O-T(h)öne: Wie wollen Sie als gewählter Oberbürgermeister, vermutlich ohne eigene Mehrheit, nach der Kommunalwahl im März 2026 den Stadtrat hinter sich versammeln?

De Lapuente: Naja, da ist es ja so, dass natürlich dann die zweite und dritte Bürgermeisterstellen wieder zu besetzen sind, somit müssen wir auch wieder Mehrheiten in diesem Stadtrat finden. Das zeichnet sich dann schon in einer der ersten Sitzungen ab, wo sich die Mehrheiten hinverlegen. Eine Bürgermeisterin, ein Bürgermeister wird natürlich nur gewählt, wenn es auch eine Mehrheit dazu gibt. Das ist der erste Schwur, der 2026 kommt und ich versuche schon mit allen politischen Kräften wieder einen Konsens zu finden. Ich glaube, dass die Grünen, die CSU, aber auch andere Parteien, die kleiner in diesem Stadtrat sind, Verantwortung übernehmen. Das hat ja auch in der letzten Stadtratsperiode gezeigt. Vielleicht noch einen Satz. 2020, als OB Scharpf gewählt worden ist, habe ich die Koalitionsverhandlungen damals geführt. Das war alles zu Corona, wir waren dauernd am Bildschirm. Teilweise zwölf Stunden habe ich mit allen Parteien Gespräche geführt. Wie könnten wir denn zusammenarbeiten, welche Themen, wir haben ein Papier zusammengestellt und dann kam die Entscheidung zusammen, zweite Bürgermeisterin an die CSU, dritte an die Grünen. Das war ein Kompromiss aus vielen Parteien. 2020 habe ich auch zeigen können hinter den Kulissen, das ist halt der Fraktionsvorsitzende der Partei des Oberbürgermeisters, der diese Stricke versucht hat zu ziehen, um eine sichere Mehrheit in diesem Stadtrat zu bekommen.

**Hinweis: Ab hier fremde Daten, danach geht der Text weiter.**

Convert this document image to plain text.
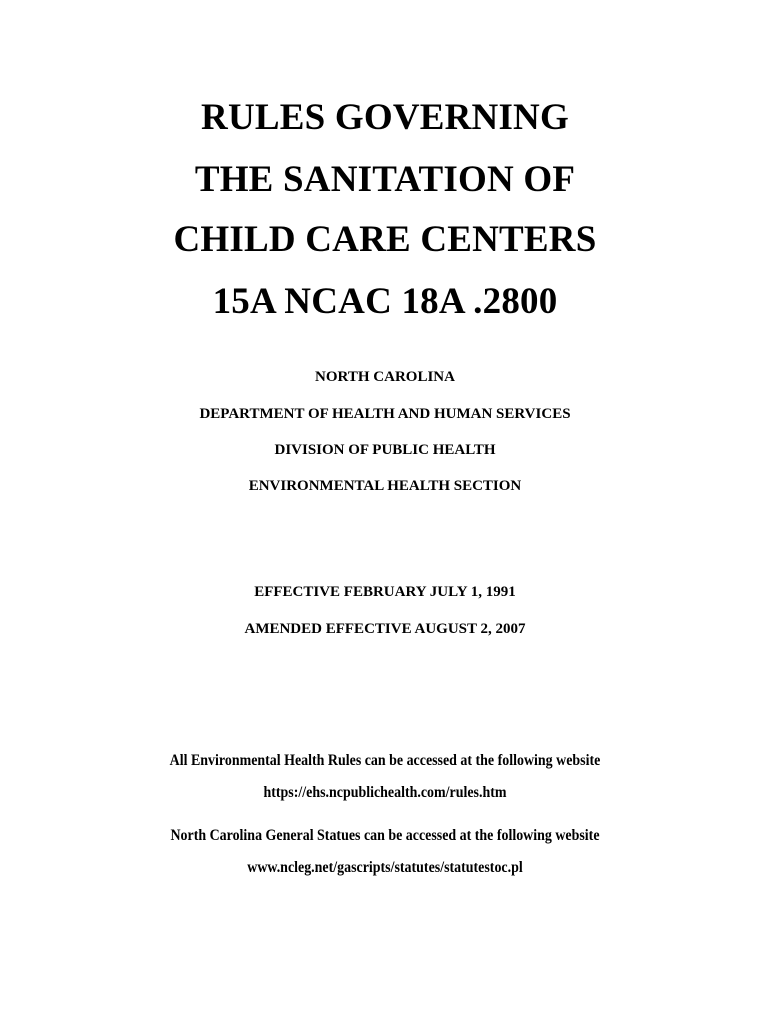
RULES GOVERNING
THE SANITATION OF
CHILD CARE CENTERS
15A NCAC 18A .2800
NORTH CAROLINA
DEPARTMENT OF HEALTH AND HUMAN SERVICES
DIVISION OF PUBLIC HEALTH
ENVIRONMENTAL HEALTH SECTION
EFFECTIVE FEBRUARY JULY 1, 1991
AMENDED EFFECTIVE AUGUST 2, 2007
All Environmental Health Rules can be accessed at the following website
https://ehs.ncpublichealth.com/rules.htm
North Carolina General Statues can be accessed at the following website
www.ncleg.net/gascripts/statutes/statutestoc.pl
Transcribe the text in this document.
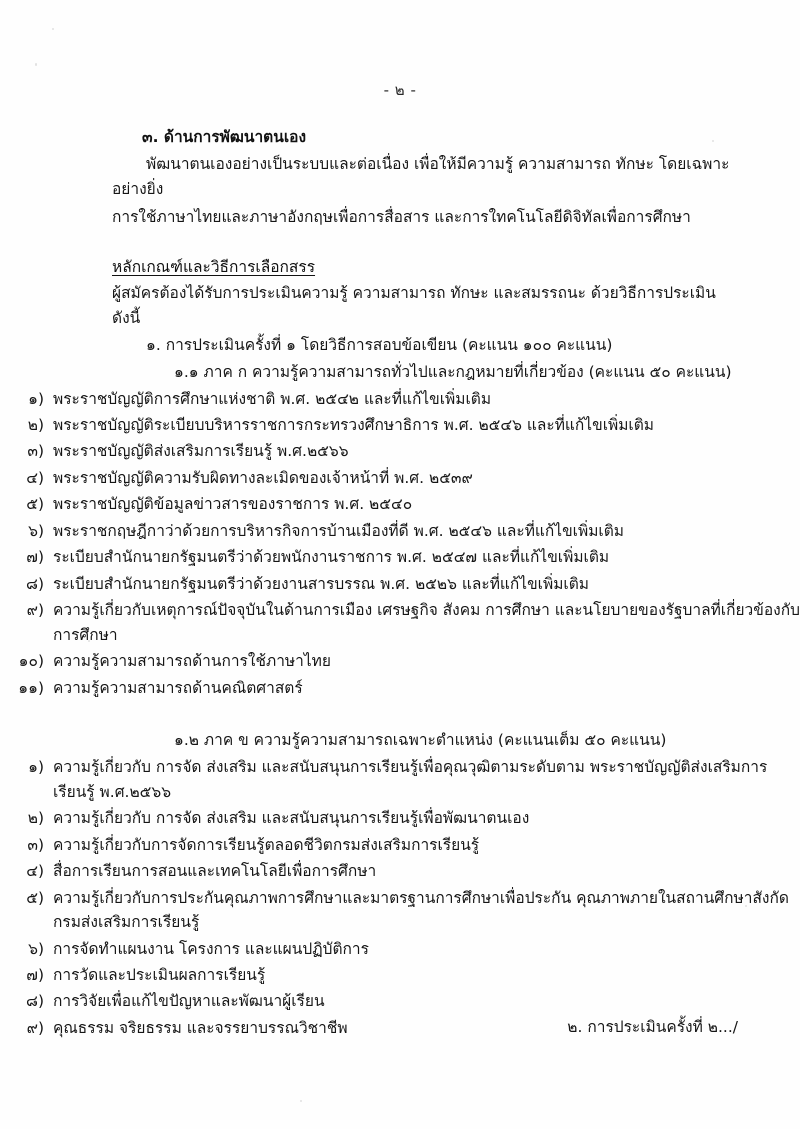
- ๒ -
๓. ด้านการพัฒนาตนเอง
พัฒนาตนเองอย่างเป็นระบบและต่อเนื่อง เพื่อให้มีความรู้ ความสามารถ ทักษะ โดยเฉพาะอย่างยิ่ง
การใช้ภาษาไทยและภาษาอังกฤษเพื่อการสื่อสาร และการใทคโนโลยีดิจิทัลเพื่อการศึกษา
หลักเกณฑ์และวิธีการเลือกสรร
ผู้สมัครต้องได้รับการประเมินความรู้ ความสามารถ ทักษะ และสมรรถนะ ด้วยวิธีการประเมิน ดังนี้
๑. การประเมินครั้งที่ ๑ โดยวิธีการสอบข้อเขียน (คะแนน ๑๐๐ คะแนน)
๑.๑ ภาค ก ความรู้ความสามารถทั่วไปและกฎหมายที่เกี่ยวข้อง (คะแนน ๕๐ คะแนน)
๑) พระราชบัญญัติการศึกษาแห่งชาติ พ.ศ. ๒๕๔๒ และที่แก้ไขเพิ่มเติม
๒) พระราชบัญญัติระเบียบบริหารราชการกระทรวงศึกษาธิการ พ.ศ. ๒๕๔๖ และที่แก้ไขเพิ่มเติม
๓) พระราชบัญญัติส่งเสริมการเรียนรู้ พ.ศ.๒๕๖๖
๔) พระราชบัญญัติความรับผิดทางละเมิดของเจ้าหน้าที่ พ.ศ. ๒๕๓๙
๕) พระราชบัญญัติข้อมูลข่าวสารของราชการ พ.ศ. ๒๕๔๐
๖) พระราชกฤษฎีกาว่าด้วยการบริหารกิจการบ้านเมืองที่ดี พ.ศ. ๒๕๔๖ และที่แก้ไขเพิ่มเติม
๗) ระเบียบสำนักนายกรัฐมนตรีว่าด้วยพนักงานราชการ พ.ศ. ๒๕๔๗ และที่แก้ไขเพิ่มเติม
๘) ระเบียบสำนักนายกรัฐมนตรีว่าด้วยงานสารบรรณ พ.ศ. ๒๕๒๖ และที่แก้ไขเพิ่มเติม
๙) ความรู้เกี่ยวกับเหตุการณ์ปัจจุบันในด้านการเมือง เศรษฐกิจ สังคม การศึกษา และนโยบายของรัฐบาลที่เกี่ยวข้องกับการศึกษา
๑๐) ความรู้ความสามารถด้านการใช้ภาษาไทย
๑๑) ความรู้ความสามารถด้านคณิตศาสตร์
๑.๒ ภาค ข ความรู้ความสามารถเฉพาะตำแหน่ง (คะแนนเต็ม ๕๐ คะแนน)
๑) ความรู้เกี่ยวกับ การจัด ส่งเสริม และสนับสนุนการเรียนรู้เพื่อคุณวุฒิตามระดับตาม พระราชบัญญัติส่งเสริมการเรียนรู้ พ.ศ.๒๕๖๖
๒) ความรู้เกี่ยวกับ การจัด ส่งเสริม และสนับสนุนการเรียนรู้เพื่อพัฒนาตนเอง
๓) ความรู้เกี่ยวกับการจัดการเรียนรู้ตลอดชีวิตกรมส่งเสริมการเรียนรู้
๔) สื่อการเรียนการสอนและเทคโนโลยีเพื่อการศึกษา
๕) ความรู้เกี่ยวกับการประกันคุณภาพการศึกษาและมาตรฐานการศึกษาเพื่อประกัน คุณภาพภายในสถานศึกษาสังกัดกรมส่งเสริมการเรียนรู้
๖) การจัดทำแผนงาน โครงการ และแผนปฏิบัติการ
๗) การวัดและประเมินผลการเรียนรู้
๘) การวิจัยเพื่อแก้ไขปัญหาและพัฒนาผู้เรียน
๙) คุณธรรม จริยธรรม และจรรยาบรรณวิชาชีพ	๒. การประเมินครั้งที่ ๒.../
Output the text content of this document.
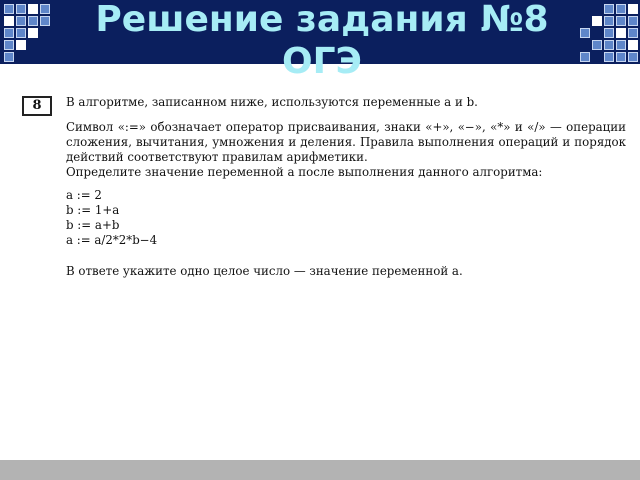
Решение задания №8
ОГЭ
8	В алгоритме, записанном ниже, используются переменные a и b.
Символ «:=» обозначает оператор присваивания, знаки «+», «−», «*» и «/» — операции сложения, вычитания, умножения и деления. Правила выполнения операций и порядок действий соответствуют правилам арифметики.
Определите значение переменной a после выполнения данного алгоритма:
a := 2
b := 1+a
b := a+b
a := a/2*2*b−4
В ответе укажите одно целое число — значение переменной a.
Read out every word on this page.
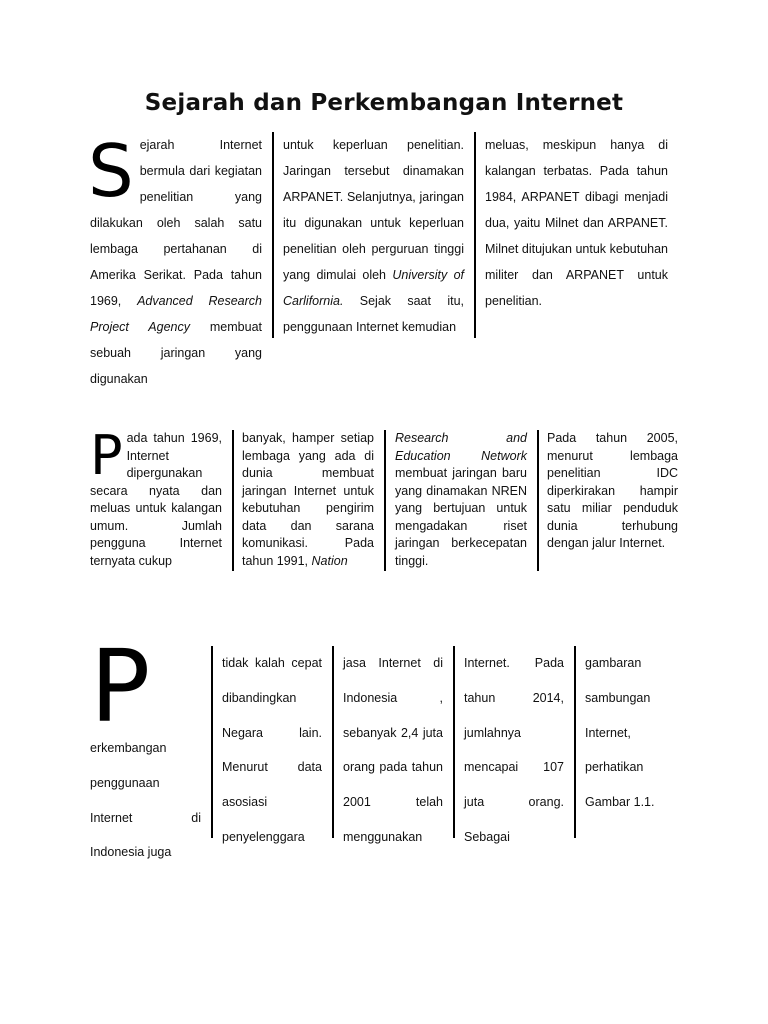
Sejarah dan Perkembangan Internet

Sejarah Internet bermula dari kegiatan penelitian yang dilakukan oleh salah satu lembaga pertahanan di Amerika Serikat. Pada tahun 1969, Advanced Research Project Agency membuat sebuah jaringan yang digunakan

untuk keperluan penelitian. Jaringan tersebut dinamakan ARPANET. Selanjutnya, jaringan itu digunakan untuk keperluan penelitian oleh perguruan tinggi yang dimulai oleh University of Carlifornia. Sejak saat itu, penggunaan Internet kemudian

meluas, meskipun hanya di kalangan terbatas. Pada tahun 1984, ARPANET dibagi menjadi dua, yaitu Milnet dan ARPANET. Milnet ditujukan untuk kebutuhan militer dan ARPANET untuk penelitian.

Pada tahun 1969, Internet dipergunakan secara nyata dan meluas untuk kalangan umum. Jumlah pengguna Internet ternyata cukup

banyak, hamper setiap lembaga yang ada di dunia membuat jaringan Internet untuk kebutuhan pengirim data dan sarana komunikasi. Pada tahun 1991, Nation

Research and Education Network membuat jaringan baru yang dinamakan NREN yang bertujuan untuk mengadakan riset jaringan berkecepatan tinggi.

Pada tahun 2005, menurut lembaga penelitian IDC diperkirakan hampir satu miliar penduduk dunia terhubung dengan jalur Internet.

P
erkembangan penggunaan Internet di Indonesia juga

tidak kalah cepat dibandingkan Negara lain. Menurut data asosiasi penyelenggara

jasa Internet di Indonesia , sebanyak 2,4 juta orang pada tahun 2001 telah menggunakan

Internet. Pada tahun 2014, jumlahnya mencapai 107 juta orang. Sebagai

gambaran sambungan Internet, perhatikan Gambar 1.1.
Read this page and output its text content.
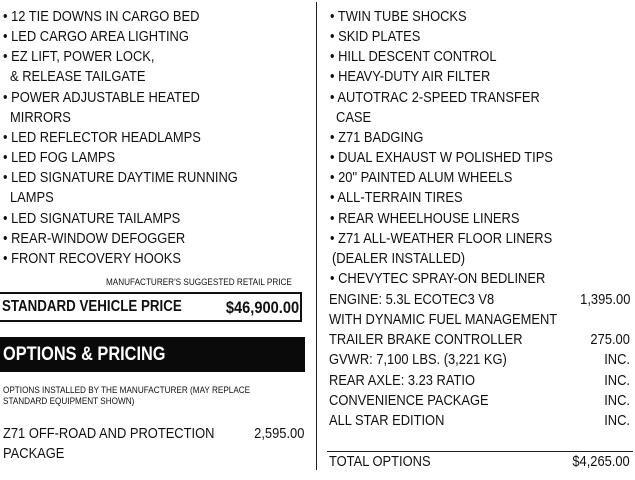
• 12 TIE DOWNS IN CARGO BED
• LED CARGO AREA LIGHTING
• EZ LIFT, POWER LOCK,
& RELEASE TAILGATE
• POWER ADJUSTABLE HEATED
MIRRORS
• LED REFLECTOR HEADLAMPS
• LED FOG LAMPS
• LED SIGNATURE DAYTIME RUNNING
LAMPS
• LED SIGNATURE TAILAMPS
• REAR-WINDOW DEFOGGER
• FRONT RECOVERY HOOKS
MANUFACTURER'S SUGGESTED RETAIL PRICE
STANDARD VEHICLE PRICE	$46,900.00
OPTIONS & PRICING
OPTIONS INSTALLED BY THE MANUFACTURER (MAY REPLACE
STANDARD EQUIPMENT SHOWN)
Z71 OFF-ROAD AND PROTECTION
PACKAGE
2,595.00
• TWIN TUBE SHOCKS
• SKID PLATES
• HILL DESCENT CONTROL
• HEAVY-DUTY AIR FILTER
• AUTOTRAC 2-SPEED TRANSFER
CASE
• Z71 BADGING
• DUAL EXHAUST W POLISHED TIPS
• 20" PAINTED ALUM WHEELS
• ALL-TERRAIN TIRES
• REAR WHEELHOUSE LINERS
• Z71 ALL-WEATHER FLOOR LINERS
(DEALER INSTALLED)
• CHEVYTEC SPRAY-ON BEDLINER
ENGINE: 5.3L ECOTEC3 V8	1,395.00
WITH DYNAMIC FUEL MANAGEMENT
TRAILER BRAKE CONTROLLER	275.00
GVWR: 7,100 LBS. (3,221 KG)	INC.
REAR AXLE: 3.23 RATIO	INC.
CONVENIENCE PACKAGE	INC.
ALL STAR EDITION	INC.
TOTAL OPTIONS	$4,265.00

O-T(h)öne: Die ja wohl mit der CSU nicht ganz so geklappt hat, wie man sich das vorgestellt hat.

De Lapuente: Ich finde, dass wir mit der CSU sehr gut zusammenarbeiten und dass die CSU sicherlich bei 60 bis 70 Prozent bei den Dingen auch mitgeht, wo wir einen gemeinsamen Nenner finden. Mit der Bürgermeisterin ist diese Partei an der Stadtspitze mitvertreten, das vergisst die CSU ab und zu. Die CSU-Bürgermeisterin hat ja jetzt auch nochmal deutlich gesagt, dass sie zur Stadtspitze mit dazuzählt und die Angriffe ihrer eigenen Partei als unwürdig findet, wenn man an der Stadtspitze vertreten ist und dann versucht, Dinge kommunalpolitisch auszuschlachten. Ich glaube, dass auch nochmal wichtig, dass man schon nochmal klar sagt, wir haben alle Verantwortung für die Stadt und im Besonderen die Parteien, die an der Stadtspitze vertreten sind.

O-T(h)öne: War das Angebot an die CSU im Jahr 2020, die Bürgermeisterposition zu besetzen, an zwei bestimmte Namen gebunden?

De Lapuente: Ja, es hat natürlich Gespräche gegeben, wie man die Stadtspitze besetzt. Es hat Gespräche gegeben für einen Neuanfang. Es war schon so, dass man gesagt hat, aus der CSU den und den und den akzeptieren wir nicht. Das gab es auch von Seiten der CSU im Hinblick auf die 2. Bürgermeisterin der Grünen. Natürlich hat man Gespräche über die Personen geführt. Klar war, dass 2020 ein politischer Neuanfang kommt. Der politische Neuanfang wäre wahrscheinlich mit Vertretern an der Stadtspitze, die davor Verantwortung hatten, schwierig gewesen. Alfred Grob war damals Fraktionsvorsitzender, der hat die Gespräche mit uns geführt und ich glaube auch, dass das intern für die CSU irgendwie klar war. Ein Neuanfang mit den Kräften, die im Rathaus davor waren, wäre wahrscheinlich schwierig geworden, selbst für die Personen, die damals Verantwortung gehabt haben. Es hätte schon mehrere Personen innerhalb der CSU gegeben, wo die anderen gesagt hätten, das können wir uns gut vorstellen. Ich bin ganz glücklich mit der Frau Bürgermeisterin Denke-Stoll, weil sie für das Rathaus eine Bereicherung ist.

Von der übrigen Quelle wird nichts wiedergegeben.